Haskell "Source reduction"

Question

I'm revising for an upcoming Haskell exam and I don't understand one of the questions on a past paper. Google turns up nothing useful

fst(x, y) = x
square i = i * i

i) Source reduce, using Haskells lazy evaluation, the expression:

fst(square(3+4), square 8)

ii) Source reduce, using strict evaluation, the same expression

iii) State one advantage of lazy evaluation and one advantage of strict evaluation

What I don't understand is what is source reduction?

Answer 1

Reduction is a term from the lambda calculus which involves a semantics-preserving transformation that replaces one term with an equivalent term. For the examples you've given, the most important kind of reductions are

• Replacement of a name by its definition (an instance of substituting equals for equals).
• Beta-reduction of a function application.

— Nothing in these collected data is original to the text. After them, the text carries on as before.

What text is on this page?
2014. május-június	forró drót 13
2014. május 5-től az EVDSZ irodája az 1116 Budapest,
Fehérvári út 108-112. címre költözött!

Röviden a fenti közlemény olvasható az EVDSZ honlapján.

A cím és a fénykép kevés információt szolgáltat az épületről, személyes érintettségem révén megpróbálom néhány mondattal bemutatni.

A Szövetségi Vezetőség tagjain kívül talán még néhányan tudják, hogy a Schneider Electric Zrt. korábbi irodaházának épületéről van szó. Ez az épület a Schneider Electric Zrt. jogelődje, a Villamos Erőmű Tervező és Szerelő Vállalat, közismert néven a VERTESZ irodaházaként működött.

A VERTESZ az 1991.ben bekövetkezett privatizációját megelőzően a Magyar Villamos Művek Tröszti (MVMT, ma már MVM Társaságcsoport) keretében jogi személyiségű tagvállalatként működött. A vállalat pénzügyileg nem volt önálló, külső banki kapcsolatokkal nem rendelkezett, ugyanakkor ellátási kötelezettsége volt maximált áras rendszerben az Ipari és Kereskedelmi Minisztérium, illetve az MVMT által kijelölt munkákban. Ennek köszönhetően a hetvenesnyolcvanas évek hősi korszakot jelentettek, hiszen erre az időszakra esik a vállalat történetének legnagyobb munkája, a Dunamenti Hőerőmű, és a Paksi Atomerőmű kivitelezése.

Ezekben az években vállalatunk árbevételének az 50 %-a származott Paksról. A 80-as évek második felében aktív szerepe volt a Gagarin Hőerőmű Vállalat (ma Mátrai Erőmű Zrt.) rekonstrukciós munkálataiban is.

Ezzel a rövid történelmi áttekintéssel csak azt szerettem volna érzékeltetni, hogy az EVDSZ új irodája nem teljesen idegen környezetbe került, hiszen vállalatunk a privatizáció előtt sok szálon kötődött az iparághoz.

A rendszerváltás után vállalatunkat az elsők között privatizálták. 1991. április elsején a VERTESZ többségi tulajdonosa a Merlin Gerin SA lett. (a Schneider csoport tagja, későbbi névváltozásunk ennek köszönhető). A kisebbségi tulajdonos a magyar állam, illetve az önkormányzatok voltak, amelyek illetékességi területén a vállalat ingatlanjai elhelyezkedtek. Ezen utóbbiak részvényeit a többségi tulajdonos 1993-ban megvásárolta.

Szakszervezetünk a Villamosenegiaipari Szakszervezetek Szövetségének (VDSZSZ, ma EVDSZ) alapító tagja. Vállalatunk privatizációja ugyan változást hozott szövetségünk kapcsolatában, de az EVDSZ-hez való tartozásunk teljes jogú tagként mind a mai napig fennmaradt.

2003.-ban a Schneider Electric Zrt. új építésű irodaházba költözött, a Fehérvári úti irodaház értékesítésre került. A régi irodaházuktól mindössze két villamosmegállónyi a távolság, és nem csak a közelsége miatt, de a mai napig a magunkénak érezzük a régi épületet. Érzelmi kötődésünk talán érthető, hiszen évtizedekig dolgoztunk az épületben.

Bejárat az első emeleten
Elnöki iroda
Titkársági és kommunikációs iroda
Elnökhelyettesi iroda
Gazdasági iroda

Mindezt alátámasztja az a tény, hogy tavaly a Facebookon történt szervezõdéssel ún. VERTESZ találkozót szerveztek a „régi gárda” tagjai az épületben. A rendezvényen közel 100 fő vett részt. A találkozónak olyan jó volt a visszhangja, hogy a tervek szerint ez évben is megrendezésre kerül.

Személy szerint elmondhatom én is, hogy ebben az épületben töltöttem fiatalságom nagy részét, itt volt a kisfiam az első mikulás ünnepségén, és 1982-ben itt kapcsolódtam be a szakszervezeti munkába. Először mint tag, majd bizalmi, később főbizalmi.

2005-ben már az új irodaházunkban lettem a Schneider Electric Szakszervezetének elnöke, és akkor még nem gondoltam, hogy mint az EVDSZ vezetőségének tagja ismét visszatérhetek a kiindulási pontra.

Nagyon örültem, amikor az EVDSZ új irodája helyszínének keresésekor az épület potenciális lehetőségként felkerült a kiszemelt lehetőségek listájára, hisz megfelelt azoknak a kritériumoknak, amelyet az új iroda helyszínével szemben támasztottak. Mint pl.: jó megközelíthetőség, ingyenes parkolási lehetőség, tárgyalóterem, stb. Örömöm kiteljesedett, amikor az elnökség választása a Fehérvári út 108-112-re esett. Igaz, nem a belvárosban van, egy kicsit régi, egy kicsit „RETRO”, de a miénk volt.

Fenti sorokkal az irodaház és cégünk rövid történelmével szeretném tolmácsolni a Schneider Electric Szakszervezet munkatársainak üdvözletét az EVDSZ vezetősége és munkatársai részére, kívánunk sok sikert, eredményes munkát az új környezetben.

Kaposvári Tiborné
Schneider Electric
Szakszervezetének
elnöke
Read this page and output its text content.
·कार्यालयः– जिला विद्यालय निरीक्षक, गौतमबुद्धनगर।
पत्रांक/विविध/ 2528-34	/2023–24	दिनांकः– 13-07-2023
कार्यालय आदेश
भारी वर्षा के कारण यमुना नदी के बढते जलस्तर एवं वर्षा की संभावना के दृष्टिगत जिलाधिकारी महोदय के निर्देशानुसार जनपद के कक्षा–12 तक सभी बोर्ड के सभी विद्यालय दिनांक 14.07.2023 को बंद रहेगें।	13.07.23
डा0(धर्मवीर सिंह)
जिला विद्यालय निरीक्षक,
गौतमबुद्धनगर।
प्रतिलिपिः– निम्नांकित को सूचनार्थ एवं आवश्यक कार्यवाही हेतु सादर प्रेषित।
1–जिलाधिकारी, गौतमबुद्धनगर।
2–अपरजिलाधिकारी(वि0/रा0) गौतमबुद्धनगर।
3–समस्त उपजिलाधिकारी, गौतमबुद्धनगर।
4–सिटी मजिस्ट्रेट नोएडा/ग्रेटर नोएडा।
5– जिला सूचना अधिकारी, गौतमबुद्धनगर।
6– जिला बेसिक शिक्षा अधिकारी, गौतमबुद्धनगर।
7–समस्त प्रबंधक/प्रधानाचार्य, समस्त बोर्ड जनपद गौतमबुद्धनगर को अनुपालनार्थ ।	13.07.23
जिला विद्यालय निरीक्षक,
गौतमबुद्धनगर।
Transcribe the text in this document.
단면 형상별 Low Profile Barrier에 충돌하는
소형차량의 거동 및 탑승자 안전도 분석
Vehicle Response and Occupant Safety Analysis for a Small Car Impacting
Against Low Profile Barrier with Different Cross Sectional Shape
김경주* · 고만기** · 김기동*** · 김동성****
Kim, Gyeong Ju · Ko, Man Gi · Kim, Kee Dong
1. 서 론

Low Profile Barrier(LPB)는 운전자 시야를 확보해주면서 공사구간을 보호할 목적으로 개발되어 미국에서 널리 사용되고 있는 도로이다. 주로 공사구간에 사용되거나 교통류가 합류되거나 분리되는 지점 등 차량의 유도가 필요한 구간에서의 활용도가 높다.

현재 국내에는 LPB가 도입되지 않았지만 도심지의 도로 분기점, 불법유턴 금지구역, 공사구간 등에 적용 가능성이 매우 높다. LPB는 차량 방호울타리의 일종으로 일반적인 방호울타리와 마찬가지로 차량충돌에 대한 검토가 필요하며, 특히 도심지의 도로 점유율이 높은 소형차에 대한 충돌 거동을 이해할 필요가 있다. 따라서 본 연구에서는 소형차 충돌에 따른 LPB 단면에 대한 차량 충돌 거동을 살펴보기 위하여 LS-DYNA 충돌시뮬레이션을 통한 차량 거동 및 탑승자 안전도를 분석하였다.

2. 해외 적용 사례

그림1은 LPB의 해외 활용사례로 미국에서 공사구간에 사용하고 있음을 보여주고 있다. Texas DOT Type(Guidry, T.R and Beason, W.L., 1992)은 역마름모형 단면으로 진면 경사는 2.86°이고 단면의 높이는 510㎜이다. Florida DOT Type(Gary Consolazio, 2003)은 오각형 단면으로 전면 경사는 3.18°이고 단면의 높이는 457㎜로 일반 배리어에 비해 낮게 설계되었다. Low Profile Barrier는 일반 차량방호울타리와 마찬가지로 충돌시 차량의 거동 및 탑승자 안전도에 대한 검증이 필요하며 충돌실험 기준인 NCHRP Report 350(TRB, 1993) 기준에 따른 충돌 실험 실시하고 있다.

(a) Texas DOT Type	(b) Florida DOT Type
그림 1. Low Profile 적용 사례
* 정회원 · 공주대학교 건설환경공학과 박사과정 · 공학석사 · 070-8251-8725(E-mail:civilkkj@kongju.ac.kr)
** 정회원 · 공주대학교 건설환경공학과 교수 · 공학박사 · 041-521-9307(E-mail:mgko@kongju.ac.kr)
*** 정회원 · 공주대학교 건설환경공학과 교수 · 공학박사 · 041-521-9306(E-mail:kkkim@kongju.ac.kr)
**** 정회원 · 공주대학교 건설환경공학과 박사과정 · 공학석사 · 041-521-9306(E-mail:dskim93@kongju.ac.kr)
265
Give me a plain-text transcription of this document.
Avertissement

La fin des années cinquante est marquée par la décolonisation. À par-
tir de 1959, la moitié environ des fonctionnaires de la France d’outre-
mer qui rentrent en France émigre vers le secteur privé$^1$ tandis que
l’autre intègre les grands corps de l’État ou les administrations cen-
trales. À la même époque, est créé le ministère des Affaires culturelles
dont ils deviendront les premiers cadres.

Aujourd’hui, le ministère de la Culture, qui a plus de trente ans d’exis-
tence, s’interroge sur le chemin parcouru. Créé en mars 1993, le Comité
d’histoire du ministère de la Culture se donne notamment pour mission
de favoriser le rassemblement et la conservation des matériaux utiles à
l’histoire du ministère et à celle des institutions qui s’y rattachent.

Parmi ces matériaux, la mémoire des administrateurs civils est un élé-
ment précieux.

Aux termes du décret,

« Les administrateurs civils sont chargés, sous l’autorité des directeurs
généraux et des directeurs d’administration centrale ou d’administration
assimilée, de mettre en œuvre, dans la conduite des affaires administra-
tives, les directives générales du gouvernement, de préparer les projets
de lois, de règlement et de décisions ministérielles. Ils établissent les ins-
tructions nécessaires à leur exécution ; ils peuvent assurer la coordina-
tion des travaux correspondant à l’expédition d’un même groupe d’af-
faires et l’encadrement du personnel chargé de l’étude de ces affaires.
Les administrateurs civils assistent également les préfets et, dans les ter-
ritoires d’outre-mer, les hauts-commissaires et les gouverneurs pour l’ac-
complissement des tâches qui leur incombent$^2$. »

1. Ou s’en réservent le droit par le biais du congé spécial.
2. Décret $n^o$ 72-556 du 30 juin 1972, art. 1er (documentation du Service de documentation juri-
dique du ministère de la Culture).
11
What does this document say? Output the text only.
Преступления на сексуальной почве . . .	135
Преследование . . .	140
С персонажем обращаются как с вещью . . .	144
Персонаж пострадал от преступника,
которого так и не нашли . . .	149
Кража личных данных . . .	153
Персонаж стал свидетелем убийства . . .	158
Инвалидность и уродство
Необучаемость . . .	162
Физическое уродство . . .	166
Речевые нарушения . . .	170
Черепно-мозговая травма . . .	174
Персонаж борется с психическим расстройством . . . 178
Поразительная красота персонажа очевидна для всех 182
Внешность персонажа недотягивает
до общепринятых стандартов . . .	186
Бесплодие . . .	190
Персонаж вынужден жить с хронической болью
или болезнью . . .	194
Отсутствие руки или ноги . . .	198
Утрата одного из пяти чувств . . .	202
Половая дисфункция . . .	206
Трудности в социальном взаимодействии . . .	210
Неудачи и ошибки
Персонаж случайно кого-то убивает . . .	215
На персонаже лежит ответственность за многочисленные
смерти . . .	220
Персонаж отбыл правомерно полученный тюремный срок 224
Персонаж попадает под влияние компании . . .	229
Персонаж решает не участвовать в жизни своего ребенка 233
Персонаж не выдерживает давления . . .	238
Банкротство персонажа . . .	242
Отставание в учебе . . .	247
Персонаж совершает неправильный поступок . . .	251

Beta-reduction is the fundamental rule in the lambda calculus, and in a pure, lazy language like Haskell, it always preserves semantics. The beta rule is the one that says:

(\x. e) m

can be replaced by e with m substituted for x. (The substitution must avoid "capturing" free instances of x in m.)

It's quite possible that your instructor wants you to combine reductions as follows:

1. Find a function application where the function being applied is a name.
2. Replace the name with its definition, which will be a lambda abstraction.
3. Beta-reduce the application.
4. Do this all in one step.

Notice you often have a choice about which application to reduce; for example, in the term you give, there are two applications of square and one of fst that could be reduced in this fashion. (The application of + can also be reduced, but reduction involving constants requires different rules.)

From the questions I see that your instructor wants you to reduce each term repeatedly until it reaches a normal form and that your instructor wants you to demonstrate your understanding of different reduction strategies. The word "source" in "source reduce" is superfluous; reduction means manipulation of source terms in some language. I would have phrased the questions as follows:

• Using the reduction strategy that corresponds to Haskell's lazy evaluation, reduce the following expression to weak head normal form. Show each step in the sequence of reductions.

• Using the reduction strategy that corresponds to evaluation in a strict functional language, reduce the following expression to head normal form.

I probably would have chosen to be less coy and just name the reduction strategies: a call-by-need reduction strategy and a call-by-value reduction strategy.